Towards a flexible and unified architecture for speech enhancement
Deploying neural networks on devices with vastly different computational budgets is critical yet challenging. This paper aims to create a single network that can be sliced into sub-networks of varying sizes—without fine-tuning or distillation, which makes it directly run under varying resource constraints. To scale broadly, we make both the width and depth of the network flexible. For width, we introduce FlexLinear, a linear layer with adjustable neuron counts, and extend it to FlexAttention, which supports adjustable numbers of attention heads. We also propose FlexRMSNorm, a normalization layer that adapts to different widths. Combined with early-exit strategies, these components form a network that scales in both width and depth. Built from these flexible modules, we present SEFlow, a causal and sampling-rate-agnostic model that handles a wide range of speech enhancement tasks, including denoising, dereverberation, declipping, and packet loss concealment. Experimental results demonstrate that SEFlow is comparable to the state-of-the-art task-specific models across multiple speech enhancement tasks.

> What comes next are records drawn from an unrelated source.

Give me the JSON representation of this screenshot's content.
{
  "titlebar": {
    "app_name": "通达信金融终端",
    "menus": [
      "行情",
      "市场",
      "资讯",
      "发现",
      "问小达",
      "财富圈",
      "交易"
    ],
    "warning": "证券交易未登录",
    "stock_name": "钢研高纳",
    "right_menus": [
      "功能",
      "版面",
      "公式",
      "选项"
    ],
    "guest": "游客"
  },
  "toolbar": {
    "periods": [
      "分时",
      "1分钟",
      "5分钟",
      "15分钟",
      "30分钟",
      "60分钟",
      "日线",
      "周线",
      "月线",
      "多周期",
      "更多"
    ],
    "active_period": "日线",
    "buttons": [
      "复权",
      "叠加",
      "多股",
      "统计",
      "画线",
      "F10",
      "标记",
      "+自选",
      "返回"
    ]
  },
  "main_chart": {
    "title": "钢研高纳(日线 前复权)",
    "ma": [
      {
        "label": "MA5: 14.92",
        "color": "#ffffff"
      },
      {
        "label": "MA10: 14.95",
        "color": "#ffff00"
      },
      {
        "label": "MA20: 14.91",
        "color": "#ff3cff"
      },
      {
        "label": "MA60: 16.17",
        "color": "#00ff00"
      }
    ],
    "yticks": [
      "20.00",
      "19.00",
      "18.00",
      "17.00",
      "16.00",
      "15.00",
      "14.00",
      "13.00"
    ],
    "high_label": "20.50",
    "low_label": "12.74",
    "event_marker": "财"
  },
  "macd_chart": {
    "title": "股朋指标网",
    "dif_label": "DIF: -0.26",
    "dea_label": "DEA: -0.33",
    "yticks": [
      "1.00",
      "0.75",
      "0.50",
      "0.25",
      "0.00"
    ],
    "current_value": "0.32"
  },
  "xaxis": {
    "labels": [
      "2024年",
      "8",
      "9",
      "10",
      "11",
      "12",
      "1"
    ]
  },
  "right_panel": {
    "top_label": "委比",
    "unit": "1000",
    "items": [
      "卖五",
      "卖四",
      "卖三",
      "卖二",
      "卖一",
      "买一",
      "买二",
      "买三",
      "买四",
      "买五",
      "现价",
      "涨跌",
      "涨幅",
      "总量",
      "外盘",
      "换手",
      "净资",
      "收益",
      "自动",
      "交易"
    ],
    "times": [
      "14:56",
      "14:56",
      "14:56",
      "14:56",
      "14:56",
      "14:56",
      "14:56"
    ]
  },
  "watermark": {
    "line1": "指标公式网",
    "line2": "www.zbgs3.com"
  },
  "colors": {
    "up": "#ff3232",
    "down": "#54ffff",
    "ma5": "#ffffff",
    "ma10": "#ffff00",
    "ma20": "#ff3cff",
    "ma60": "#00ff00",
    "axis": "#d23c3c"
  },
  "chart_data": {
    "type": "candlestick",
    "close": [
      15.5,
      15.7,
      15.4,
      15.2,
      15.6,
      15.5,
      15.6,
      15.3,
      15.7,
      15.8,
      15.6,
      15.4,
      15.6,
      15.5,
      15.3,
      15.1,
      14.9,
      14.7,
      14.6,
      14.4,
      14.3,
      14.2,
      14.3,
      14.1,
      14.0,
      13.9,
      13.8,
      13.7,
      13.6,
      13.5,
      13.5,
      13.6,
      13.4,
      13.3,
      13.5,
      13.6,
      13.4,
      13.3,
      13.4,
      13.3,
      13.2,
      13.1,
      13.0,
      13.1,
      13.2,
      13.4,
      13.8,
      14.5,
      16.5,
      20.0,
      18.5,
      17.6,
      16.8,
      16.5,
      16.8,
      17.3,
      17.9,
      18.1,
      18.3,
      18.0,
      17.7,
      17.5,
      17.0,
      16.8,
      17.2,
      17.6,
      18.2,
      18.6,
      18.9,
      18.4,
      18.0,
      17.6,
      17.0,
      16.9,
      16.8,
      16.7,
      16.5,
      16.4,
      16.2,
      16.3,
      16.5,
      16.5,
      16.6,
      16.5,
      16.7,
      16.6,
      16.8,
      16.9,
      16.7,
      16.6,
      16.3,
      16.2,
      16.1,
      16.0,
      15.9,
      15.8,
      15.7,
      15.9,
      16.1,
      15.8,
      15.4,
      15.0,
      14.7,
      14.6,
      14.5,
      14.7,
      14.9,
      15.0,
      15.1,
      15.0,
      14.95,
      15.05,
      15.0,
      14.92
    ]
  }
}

Remarkably, even sub-networks as small as 1% of the full network remain effective in low-resource scenarios.
Description
We present multiple demonstrations on clipping, noise, reverberation, packet loss, and complex distortions. The notation "f-B-H" indicates a model with B residual blocks and H attention heads. For example, "f-1-1" refers to the smallest model with 1 block and 1 head, while "f-12-4" denotes the full model with 12 blocks and 4 heads. The results show that even extremely small models are effective for simpler distortions, and performance improves consistently with model size.